Europa im Überblick, 31/2022

EiÜ 31/2022

Nach der Vorratsdatenspeicherung ist vor der Vorratsdatenspeicherung – EuGH

Am 20. September 2022 entschied der EuGH im Fall SpaceNet und Telekom Deutschland (verb. Rs. C-793/19 und C-794/19), was sich seit Jahren abgezeichnet hatte: die deutsche Regelung zur Vorratsdatenspeicherung ist nicht mit dem Unionsrecht vereinbar. Die Regelung sah die unterschiedslose, zehnwöchige Speicherung der Verbindungsdaten von Telefon und Internet wie auch eine vierwöchige Speicherung von Standortdaten vor und liegt seit 2017 auf Eis. Der EuGH wiederholte nun seine inzwischen gefestigte Rechtsprechung seit der Rs. Tele 2 Sverige und Watson und erklärte die anlasslose Vorratsspeicherung für unionsrechtswidrig. Der EuGH präzisiert jedoch einige Ausnahmen, in denen die Vorratsdatenspeicherung gleichwohl zulässig ist: beispielsweise im Falle einer auf Orte oder Personen konzentrierten Datenspeicherung oder der Speicherung von IP-Adressen im Internet. Bei einer drohenden Gefahr für die nationale Sicherheit solle sogar die allgemeine und unterschiedslose Speicherung auf Vorrat möglich sein. Wie genau es nun weitergeht ist unklar: Während Innenministerin Faeser (SPD) sich bereits für eine Speicherung von IP-Adressen aussprach, kündigte Justizminister Buschmann (FDP) die zeitnahe Streichung der anlasslosen Vorratsdatenspeicherung aus dem deutschen Telekommunikationsgesetz an. Die nächsten Schritte verrät das Anwaltsblatt. Und: Der DAV begrüßt die Entscheidung in einer Pressemitteilung.

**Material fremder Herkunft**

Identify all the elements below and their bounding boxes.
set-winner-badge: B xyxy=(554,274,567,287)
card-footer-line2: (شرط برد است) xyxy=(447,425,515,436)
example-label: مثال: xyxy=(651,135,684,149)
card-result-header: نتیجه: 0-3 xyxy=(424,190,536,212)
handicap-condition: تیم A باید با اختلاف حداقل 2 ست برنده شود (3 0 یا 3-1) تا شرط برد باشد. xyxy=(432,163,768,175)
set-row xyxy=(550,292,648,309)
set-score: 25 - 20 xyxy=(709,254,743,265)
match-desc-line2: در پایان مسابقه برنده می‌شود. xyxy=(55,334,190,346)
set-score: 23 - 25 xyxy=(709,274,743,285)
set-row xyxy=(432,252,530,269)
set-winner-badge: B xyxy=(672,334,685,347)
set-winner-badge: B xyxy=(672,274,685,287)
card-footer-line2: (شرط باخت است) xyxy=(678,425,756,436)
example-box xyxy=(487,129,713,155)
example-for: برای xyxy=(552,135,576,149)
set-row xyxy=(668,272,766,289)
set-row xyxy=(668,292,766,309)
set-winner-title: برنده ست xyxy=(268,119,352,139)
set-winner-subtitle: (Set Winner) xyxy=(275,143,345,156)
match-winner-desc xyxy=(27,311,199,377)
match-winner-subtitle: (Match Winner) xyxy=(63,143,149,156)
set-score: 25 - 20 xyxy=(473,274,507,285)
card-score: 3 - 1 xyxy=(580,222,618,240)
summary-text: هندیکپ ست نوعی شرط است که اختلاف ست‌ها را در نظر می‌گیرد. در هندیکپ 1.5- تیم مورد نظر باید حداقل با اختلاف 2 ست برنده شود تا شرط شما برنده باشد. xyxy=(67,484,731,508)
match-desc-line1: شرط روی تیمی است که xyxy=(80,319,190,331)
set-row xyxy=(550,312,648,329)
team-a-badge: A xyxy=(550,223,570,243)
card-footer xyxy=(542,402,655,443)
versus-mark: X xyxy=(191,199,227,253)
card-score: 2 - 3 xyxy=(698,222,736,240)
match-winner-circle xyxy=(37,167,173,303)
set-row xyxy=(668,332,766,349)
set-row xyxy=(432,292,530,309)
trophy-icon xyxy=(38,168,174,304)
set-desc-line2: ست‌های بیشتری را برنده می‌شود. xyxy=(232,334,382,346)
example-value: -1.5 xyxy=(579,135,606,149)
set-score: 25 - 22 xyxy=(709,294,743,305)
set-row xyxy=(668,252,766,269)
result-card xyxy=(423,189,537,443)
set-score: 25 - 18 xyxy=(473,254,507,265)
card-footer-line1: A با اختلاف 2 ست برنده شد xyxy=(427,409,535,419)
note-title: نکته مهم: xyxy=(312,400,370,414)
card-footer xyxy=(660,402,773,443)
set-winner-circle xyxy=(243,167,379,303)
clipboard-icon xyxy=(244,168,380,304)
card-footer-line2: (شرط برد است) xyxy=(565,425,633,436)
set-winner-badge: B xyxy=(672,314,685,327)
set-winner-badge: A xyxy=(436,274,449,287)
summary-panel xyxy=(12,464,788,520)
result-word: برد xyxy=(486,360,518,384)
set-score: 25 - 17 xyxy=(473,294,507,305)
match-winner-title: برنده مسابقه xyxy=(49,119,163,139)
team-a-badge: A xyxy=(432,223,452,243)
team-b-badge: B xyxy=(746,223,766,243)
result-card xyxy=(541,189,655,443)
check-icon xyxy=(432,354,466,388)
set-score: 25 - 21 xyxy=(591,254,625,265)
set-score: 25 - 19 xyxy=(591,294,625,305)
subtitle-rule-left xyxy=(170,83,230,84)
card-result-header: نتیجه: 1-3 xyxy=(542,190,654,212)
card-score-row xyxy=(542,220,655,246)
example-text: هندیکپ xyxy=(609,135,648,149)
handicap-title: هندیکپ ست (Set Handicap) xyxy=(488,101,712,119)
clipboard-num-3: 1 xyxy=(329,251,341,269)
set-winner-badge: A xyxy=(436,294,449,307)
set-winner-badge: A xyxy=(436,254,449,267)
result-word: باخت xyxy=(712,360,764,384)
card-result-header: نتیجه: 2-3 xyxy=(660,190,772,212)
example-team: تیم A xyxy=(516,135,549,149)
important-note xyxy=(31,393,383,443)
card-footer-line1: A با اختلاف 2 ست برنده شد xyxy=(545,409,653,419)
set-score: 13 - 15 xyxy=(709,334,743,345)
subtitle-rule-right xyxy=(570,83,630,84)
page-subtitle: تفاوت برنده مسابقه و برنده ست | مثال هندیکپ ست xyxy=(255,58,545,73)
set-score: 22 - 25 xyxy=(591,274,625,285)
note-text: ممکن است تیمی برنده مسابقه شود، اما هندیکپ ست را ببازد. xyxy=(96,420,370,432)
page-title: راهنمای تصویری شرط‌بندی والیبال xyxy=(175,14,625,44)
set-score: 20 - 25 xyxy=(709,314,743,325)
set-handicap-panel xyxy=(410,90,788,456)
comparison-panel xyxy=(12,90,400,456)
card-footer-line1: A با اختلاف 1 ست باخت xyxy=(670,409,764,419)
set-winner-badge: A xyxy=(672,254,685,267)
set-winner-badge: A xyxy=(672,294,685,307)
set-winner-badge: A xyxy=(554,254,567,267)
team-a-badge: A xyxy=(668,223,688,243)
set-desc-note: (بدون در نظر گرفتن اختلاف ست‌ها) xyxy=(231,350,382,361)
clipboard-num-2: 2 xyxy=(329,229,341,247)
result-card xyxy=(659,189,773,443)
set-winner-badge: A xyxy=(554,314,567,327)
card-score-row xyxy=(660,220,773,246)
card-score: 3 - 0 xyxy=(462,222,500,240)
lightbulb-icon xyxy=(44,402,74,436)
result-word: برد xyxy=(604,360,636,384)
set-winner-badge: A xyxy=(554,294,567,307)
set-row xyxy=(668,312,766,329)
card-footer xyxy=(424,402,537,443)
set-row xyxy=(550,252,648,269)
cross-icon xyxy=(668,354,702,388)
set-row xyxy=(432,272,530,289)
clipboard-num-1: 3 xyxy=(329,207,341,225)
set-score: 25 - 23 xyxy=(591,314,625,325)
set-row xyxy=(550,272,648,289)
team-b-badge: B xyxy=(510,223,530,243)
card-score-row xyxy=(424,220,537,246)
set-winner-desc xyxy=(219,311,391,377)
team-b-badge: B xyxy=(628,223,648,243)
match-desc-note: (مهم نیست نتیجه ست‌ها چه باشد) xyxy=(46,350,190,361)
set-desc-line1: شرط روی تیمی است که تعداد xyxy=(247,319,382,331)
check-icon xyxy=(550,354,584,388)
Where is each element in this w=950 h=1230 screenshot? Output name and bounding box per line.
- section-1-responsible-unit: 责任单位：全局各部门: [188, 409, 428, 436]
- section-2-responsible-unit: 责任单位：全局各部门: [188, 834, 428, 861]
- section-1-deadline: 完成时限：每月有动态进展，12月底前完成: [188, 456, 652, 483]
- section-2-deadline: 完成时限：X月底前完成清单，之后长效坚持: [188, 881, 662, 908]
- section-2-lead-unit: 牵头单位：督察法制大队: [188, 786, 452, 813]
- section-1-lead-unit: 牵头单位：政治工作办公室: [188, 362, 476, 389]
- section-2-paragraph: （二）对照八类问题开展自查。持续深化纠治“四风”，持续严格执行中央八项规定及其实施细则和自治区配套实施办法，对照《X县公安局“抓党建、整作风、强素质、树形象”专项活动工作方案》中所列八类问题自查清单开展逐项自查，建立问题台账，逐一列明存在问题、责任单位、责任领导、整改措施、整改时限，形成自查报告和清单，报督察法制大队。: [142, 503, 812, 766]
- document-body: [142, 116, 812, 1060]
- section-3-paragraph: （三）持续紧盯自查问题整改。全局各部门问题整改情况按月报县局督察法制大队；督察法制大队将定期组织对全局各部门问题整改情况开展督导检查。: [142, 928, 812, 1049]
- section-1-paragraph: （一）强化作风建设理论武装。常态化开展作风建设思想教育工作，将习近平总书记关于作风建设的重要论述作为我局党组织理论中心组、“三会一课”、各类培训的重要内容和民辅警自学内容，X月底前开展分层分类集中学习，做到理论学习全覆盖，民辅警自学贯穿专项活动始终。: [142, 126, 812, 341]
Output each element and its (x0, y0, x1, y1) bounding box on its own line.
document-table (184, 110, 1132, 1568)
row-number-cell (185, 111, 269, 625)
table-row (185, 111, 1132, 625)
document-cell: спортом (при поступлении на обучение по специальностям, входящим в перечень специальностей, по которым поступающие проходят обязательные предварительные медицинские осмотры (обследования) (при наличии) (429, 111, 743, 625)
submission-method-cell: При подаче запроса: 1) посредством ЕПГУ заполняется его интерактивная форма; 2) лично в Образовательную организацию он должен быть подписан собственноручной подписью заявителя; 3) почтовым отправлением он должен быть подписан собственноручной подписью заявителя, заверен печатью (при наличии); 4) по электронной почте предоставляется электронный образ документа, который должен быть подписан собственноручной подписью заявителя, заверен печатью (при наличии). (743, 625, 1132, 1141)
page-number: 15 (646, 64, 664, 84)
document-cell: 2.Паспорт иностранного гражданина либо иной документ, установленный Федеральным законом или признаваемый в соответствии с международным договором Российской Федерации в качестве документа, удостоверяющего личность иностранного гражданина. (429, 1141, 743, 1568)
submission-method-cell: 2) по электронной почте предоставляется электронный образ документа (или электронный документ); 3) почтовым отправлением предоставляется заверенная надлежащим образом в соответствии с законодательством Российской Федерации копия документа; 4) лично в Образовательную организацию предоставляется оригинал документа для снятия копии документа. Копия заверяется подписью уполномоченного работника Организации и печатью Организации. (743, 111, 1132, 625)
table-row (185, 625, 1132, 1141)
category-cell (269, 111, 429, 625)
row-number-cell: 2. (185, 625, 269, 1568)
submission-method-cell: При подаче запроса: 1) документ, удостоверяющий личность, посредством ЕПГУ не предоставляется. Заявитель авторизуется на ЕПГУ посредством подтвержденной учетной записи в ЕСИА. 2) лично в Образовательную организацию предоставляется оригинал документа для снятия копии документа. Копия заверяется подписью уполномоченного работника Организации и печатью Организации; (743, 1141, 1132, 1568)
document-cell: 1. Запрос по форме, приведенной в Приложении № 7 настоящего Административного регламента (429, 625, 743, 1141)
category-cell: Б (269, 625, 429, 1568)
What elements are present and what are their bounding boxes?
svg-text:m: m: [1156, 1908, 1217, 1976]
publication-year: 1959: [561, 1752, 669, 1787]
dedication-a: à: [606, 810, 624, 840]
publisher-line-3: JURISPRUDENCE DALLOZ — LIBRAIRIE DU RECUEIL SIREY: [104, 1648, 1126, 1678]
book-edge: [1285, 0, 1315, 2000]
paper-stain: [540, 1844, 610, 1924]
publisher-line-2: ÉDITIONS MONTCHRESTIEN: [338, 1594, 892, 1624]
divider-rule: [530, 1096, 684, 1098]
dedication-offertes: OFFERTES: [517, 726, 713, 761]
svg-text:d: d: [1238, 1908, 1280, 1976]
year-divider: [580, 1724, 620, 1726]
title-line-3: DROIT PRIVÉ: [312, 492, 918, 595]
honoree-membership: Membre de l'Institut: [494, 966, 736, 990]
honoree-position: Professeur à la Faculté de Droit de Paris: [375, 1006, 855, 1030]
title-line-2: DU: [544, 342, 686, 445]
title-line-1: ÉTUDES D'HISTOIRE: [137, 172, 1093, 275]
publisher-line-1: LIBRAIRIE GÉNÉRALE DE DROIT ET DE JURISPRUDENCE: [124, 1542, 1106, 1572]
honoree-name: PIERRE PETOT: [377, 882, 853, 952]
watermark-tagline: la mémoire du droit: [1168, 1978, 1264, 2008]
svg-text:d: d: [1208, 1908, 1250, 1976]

Mehr Sicherheit bei Produkten mit digitalen Elementen – KOM

Die EU-Kommission hat am 15. September 2022 einen Verordnungsvorschlag (in Englisch) zur Cybersicherheit von Produkten mit digitalen Elementen vorgelegt. Diese legt Regeln für das Inverkehrbringen und den gesamten Lebenszyklus von Produkten mit digitalen Elementen zur Gewährleistung der Cybersicherheit fest. Der DAV hatte sich bereits mit Stellungnahme 29/2022 an der Öffentlichen Konsultation der EU-Kommission beteiligt und sich für bindende legislative Regelungen zur Cybersicherheit ausgesprochen. Der Verordnungsvorschlag verfolgt einen risikobasierten Ansatz und sieht spezifische Konformitätsbewertungsverfahren für besonders kritische Produkte, die ein hohes Cybersicherheitsrisiko aufweisen, vor. Eine CE-Kennzeichnung für Produkte mit digitalen Elementen ist vorgesehen, um ihre Konformität mit dieser Verordnung anzuzeigen. Die Mitgliedstaaten sollen eine Konformitätsbewertungsstelle einrichten, die von der Organisation oder dem Produkt, das sie bewertet, unabhängig ist. Die Nichteinhaltung der grundlegenden Cybersicherheitsanforderungen und die Erteilung falscher Auskünfte an die kompetenten Stellen werden mit hohen Verwaltungsgeldstrafen geahndet. Bis zum 18. November 2022 besteht eine Rückmeldungsmöglichkeit zum Verordnungsvorschlag. Im nächsten Schritt werden die Co-Gesetzgeber, EU-Parlament und Rat, über den Vorschlag beraten.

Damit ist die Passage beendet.